Check this link too:
Generically:
-
More consistency: GPT-4o-Image is more consisten than the old DallE 3 system was. And just like the memory of past images, this consistency can be both helpful and limiting. More consistency also limits creativity. Previously, a well-crafted prompt could lead to very different, creative images. With the new system, you often get more or less the same thing repeatedly.
-
Memory over generations: GPT-4o-Image remembers previously created images, in order to maintain consistency across image generations. This is useful for telling consistent stories, but the system currently does not recognize when a completely new theme is being created, or when each image is meant to be independent. This leads to elements from earlier images being reused, sometimes in ways that are unwanted.

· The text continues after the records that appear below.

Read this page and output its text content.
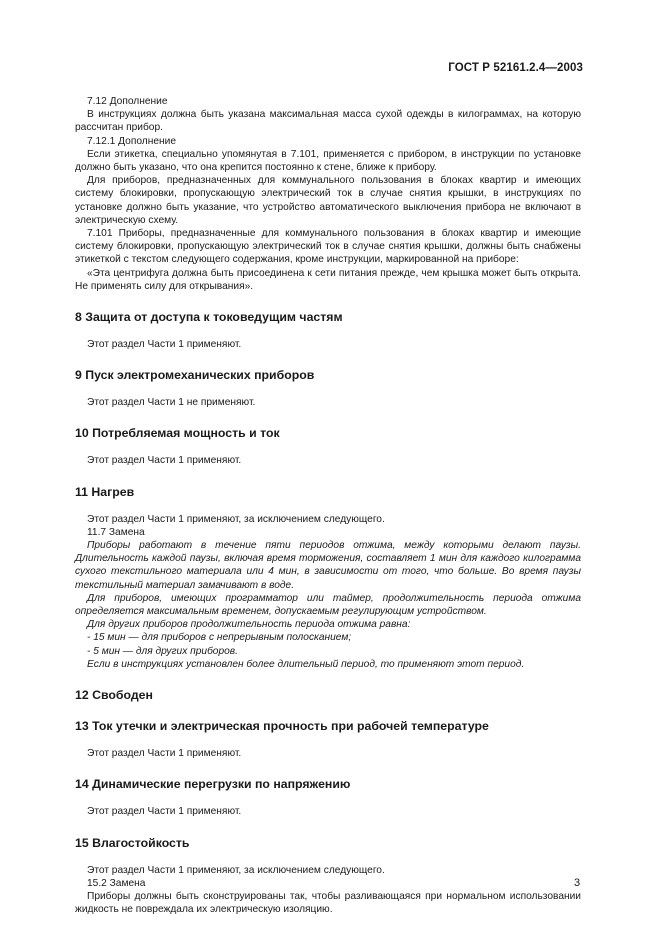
ГОСТ Р 52161.2.4—2003

7.12 Дополнение

В инструкциях должна быть указана максимальная масса сухой одежды в килограммах, на которую рассчитан прибор.

7.12.1 Дополнение

Если этикетка, специально упомянутая в 7.101, применяется с прибором, в инструкции по установке должно быть указано, что она крепится постоянно к стене, ближе к прибору.

Для приборов, предназначенных для коммунального пользования в блоках квартир и имеющих систему блокировки, пропускающую электрический ток в случае снятия крышки, в инструкциях по установке должно быть указание, что устройство автоматического выключения прибора не включают в электрическую схему.

7.101 Приборы, предназначенные для коммунального пользования в блоках квартир и имеющие систему блокировки, пропускающую электрический ток в случае снятия крышки, должны быть снабжены этикеткой с текстом следующего содержания, кроме инструкции, маркированной на приборе:

«Эта центрифуга должна быть присоединена к сети питания прежде, чем крышка может быть открыта. Не применять силу для открывания».

8 Защита от доступа к токоведущим частям

Этот раздел Части 1 применяют.

9 Пуск электромеханических приборов

Этот раздел Части 1 не применяют.

10 Потребляемая мощность и ток

Этот раздел Части 1 применяют.

11 Нагрев

Этот раздел Части 1 применяют, за исключением следующего.

11.7 Замена

Приборы работают в течение пяти периодов отжима, между которыми делают паузы. Длительность каждой паузы, включая время торможения, составляет 1 мин для каждого килограмма сухого текстильного материала или 4 мин, в зависимости от того, что больше. Во время паузы текстильный материал замачивают в воде.

Для приборов, имеющих программатор или таймер, продолжительность периода отжима определяется максимальным временем, допускаемым регулирующим устройством.

Для других приборов продолжительность периода отжима равна:

- 15 мин — для приборов с непрерывным полосканием;

- 5 мин — для других приборов.

Если в инструкциях установлен более длительный период, то применяют этот период.

12 Свободен
13 Ток утечки и электрическая прочность при рабочей температуре

Этот раздел Части 1 применяют.

14 Динамические перегрузки по напряжению

Этот раздел Части 1 применяют.

15 Влагостойкость

Этот раздел Части 1 применяют, за исключением следующего.

15.2 Замена

Приборы должны быть сконструированы так, чтобы разливающаяся при нормальном использовании жидкость не повреждала их электрическую изоляцию.

3
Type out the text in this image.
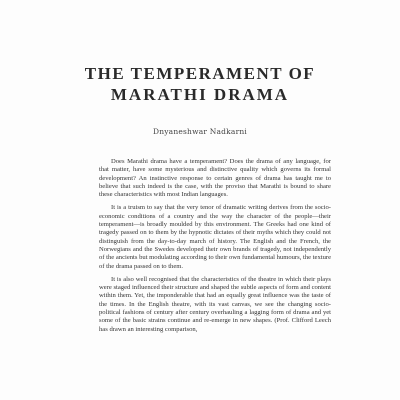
THE TEMPERAMENT OF
MARATHI DRAMA
Dnyaneshwar Nadkarni

Does Marathi drama have a temperament? Does the drama of any language, for that matter, have some mysterious and distinctive quality which governs its formal development? An instinctive response to certain genres of drama has taught me to believe that such indeed is the case, with the proviso that Marathi is bound to share these characteristics with most Indian languages.

It is a truism to say that the very tenor of dramatic writing derives from the socio-economic conditions of a country and the way the character of the people—their temperament—is broadly moulded by this environment. The Greeks had one kind of tragedy passed on to them by the hypnotic dictates of their myths which they could not distinguish from the day-to-day march of history. The English and the French, the Norwegians and the Swedes developed their own brands of tragedy, not independently of the ancients but modulating according to their own fundamental humours, the texture of the drama passed on to them.

It is also well recognised that the characteristics of the theatre in which their plays were staged influenced their structure and shaped the subtle aspects of form and content within them. Yet, the imponderable that had an equally great influence was the taste of the times. In the English theatre, with its vast canvas, we see the changing socio-political fashions of century after century overhauling a lagging form of drama and yet some of the basic strains continue and re-emerge in new shapes. (Prof. Clifford Leech has drawn an interesting comparison,
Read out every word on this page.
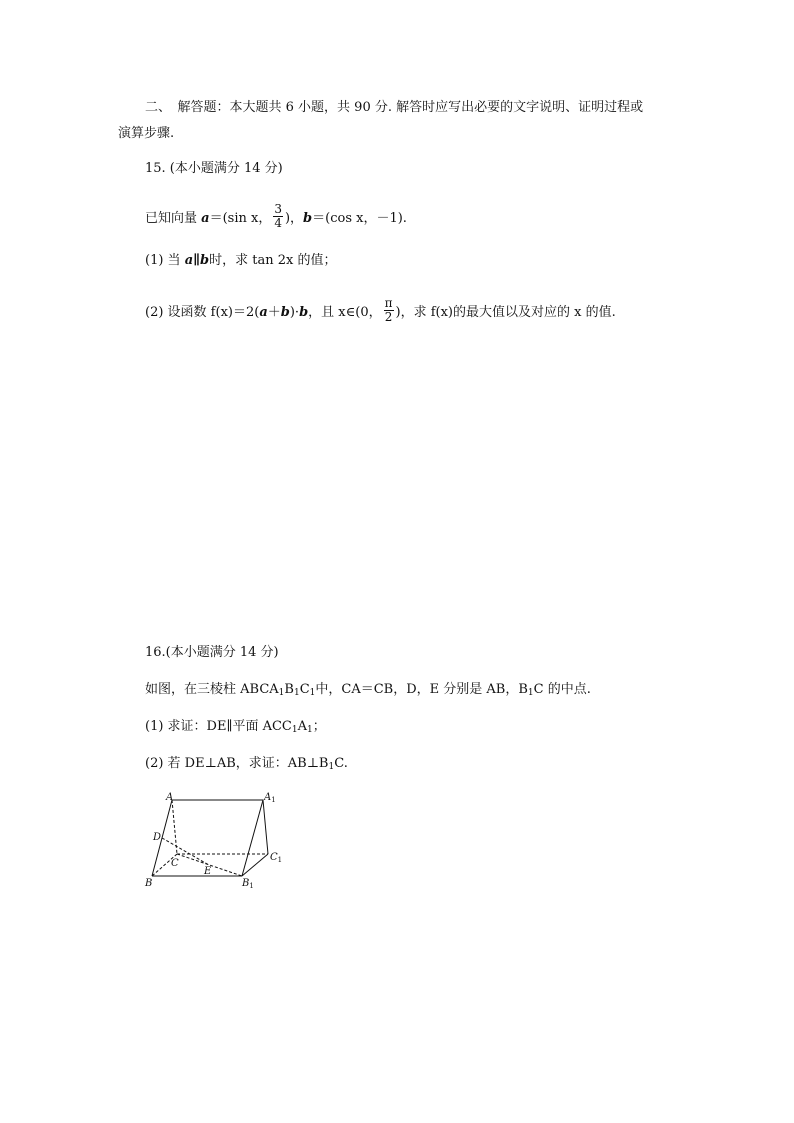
二、　解答题：本大题共 6 小题，共 90 分. 解答时应写出必要的文字说明、证明过程或
演算步骤.
15. (本小题满分 14 分)
已知向量 a＝(sin x， $\frac{3}{4}$ )，b＝(cos x，－1).
(1) 当 a∥b时，求 tan 2x 的值；
(2) 设函数 f(x)＝2(a＋b)·b，且 x∈(0， $\frac{\pi}{2}$ )，求 f(x)的最大值以及对应的 x 的值.
16.(本小题满分 14 分)
如图，在三棱柱 $ABCA_1B_1C_1$中，CA＝CB，D，E 分别是 AB，$B_1C$ 的中点.
(1) 求证：DE∥平面 $ACC_1A_1$；
(2) 若 DE⊥AB，求证：$AB\perp B_1C$.
A	$A_1$
D
C
$C_1$
E
B	$B_1$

The solution is to open a new browser window every time (this annoyed me so much that gaining insights here will probably take a while). -
Photo-Realism: GPT-4o-Image is more photo-realistic. It can now generate realistic-looking people, which DallE 3 never quite managed. This is mostly because the training clearly included many real-world photo datasets.
But where there’s an advantage, there’s also a downside. Compared to DallE 3, GPT-4o-Image is far less creative, especially on its own. It needs more detailed prompting for creativity, and often still doesn’t reach the imaginative quality that 3 had. Depending on the type of image you want to generate, one or the other system might be more useful. More realism comes at the cost of less fantasy. -
Fallback from photorealism to painting: When generating more fantastical images, DallE 3 tends to fall back to a style reminiscent of airbrush art, which is often actually quite desirable. (This is probably because many of the images in its training data came from creative sources, and those tend to have that kind of style when they’re really well done.)
GPT-4o-Image, on the other hand, falls back to a painterly style. For me, that’s quite undesirable, but for people who enjoy painted art, it might be just what they want.
However, these images don’t reach the same level of creativity or detail as DallE 3, at least not right away. How much of that can be compensated for through prompting remains to be seen. -
Photo weaknesses: Because of all the photo data, the weaknesses of such material have also made their way into the training. The images are grainy, have unnaturally sharpened edges, and show many typical flaws known from digital camera content.
How much of this can be corrected remains to be seen. These image flaws cannot currently be influenced via prompting. It is based on training data. -
Comparing Dalle 3 and 4o: At the moment, GPT-4o-Image cannot replace DallE 3 for me. The two systems complement each other, but they are not the same. In fact, it would actually be desirable to have multiple systems with different specializations. Trying to pack all capabilities into a single system would require something that doesn’t currently exist, and maybe doesn’t even need to.
And it’s shows clearly how it is often, what is onside a strength is in the same time on the other side a weakness. You can not have all the strength at the same time, because they often exclude each other.
There’s no reason why we shouldn’t use different systems for different tasks. Personally, I prefer the DallE 3 system because of the types of images I usually generate, and I really hope it won’t just be deleted. Ideally, it would continue to exist as open source if OpenAI decides to retire it.
For me, GPT-4o-Image cannot (yet) replace the DallE 3 system.
Technical:
- PNG Format: GPT-4o-Image supports PNG, which allows for lossless compression and transparent backgrounds.
(I’ve done some tests with AVIF, and it currently seems to offer the best compression. Unfortunately, it’s still not widely supported. However, it compresses about 20,30% better in lossless mode, and with almost no visible quality loss, it can achieve compression ratios up to 4x or more. If you’re looking to save space for archiving purposes, this open format is worth considering. Just note that in the software I used for compression, metadata wasn’t preserved.)